Fachmensch mit Geist
Jürgen Kaube zeichnet Max Webers «Leben zwischen den Epochen» nach

von Stefan Breuer · 2014 jährt sich nicht nur zum hundertsten Mal der Ausbruch des Ersten Weltkriegs. Auch des 150. Geburtstages von Max Weber ist zu gedenken. Dass diese Koinzidenz mehr ist als eine bloss kalendarische, ist der Leitgedanke der Max-Weber-Biografie von Jürgen Kaube. 1914 ging das «lange 19. Jahrhundert» zu Ende, das mit Recht als bürgerliche Epoche gilt. Vier Jahre später war, um nur von Deutschland zu reden, das Bürgertum ökonomisch aufgezehrt, der Nationalstaat in der Krise, der Zweifel überwältigend, ob die bürgerliche Denk- und Lebensform noch für die Zukunft stand.
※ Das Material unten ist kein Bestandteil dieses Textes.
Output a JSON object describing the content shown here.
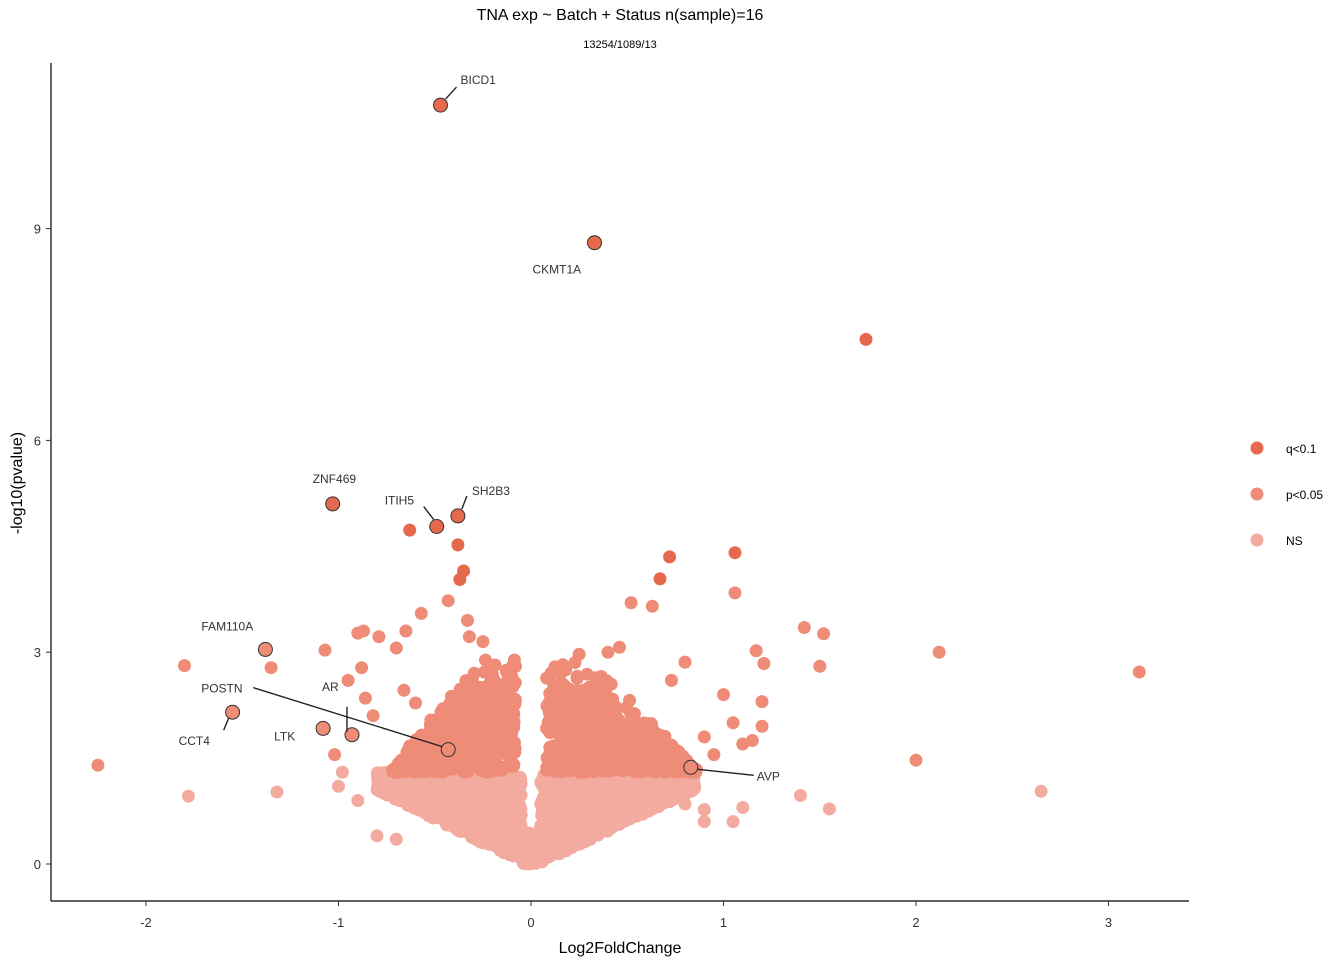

Was sich am Horizont abzeichnete, war eine Ordnung, in der es wohl die vom Bürgertum geschaffenen Apparate in der Industrie und der staatlichen Verwaltung geben würde, jedoch ohne ein Subjekt, das sie zu leiten vermochte: ein Kapitalismus ohne herrschende Klasse, «Fachmenschen ohne Geist, Genussmenschen ohne Herz», wie sie die Schlusspassagen von Webers «Protestantischer Ethik» heraufbeschworen hatten.

Bürgerlichkeit

Für die Aufgabe, diesen epochalen Wandel verständlich zu machen und zugleich zu erklären, war Max Weber besonders geeignet. Er war nach allen nur denkbaren Kriterien - Besitz und Bildung, Lebensstil und politische Stellung - ein Mitglied der bürgerlichen Klassen und verkörperte wie nur wenige seiner Generation deren Anspruch, der ökonomischen Dominanz auch die politische folgen zu lassen. Zugleich war er in all diesen Feldern jedoch, nach den Massstäben der Zeitgenossen, ein Gescheiterter.

Jürgen Kaube: Max Weber. Ein Leben zwischen den Epochen. 
Rowohlt Berlin, Berlin 2014. 495 S., Fr. 37.90.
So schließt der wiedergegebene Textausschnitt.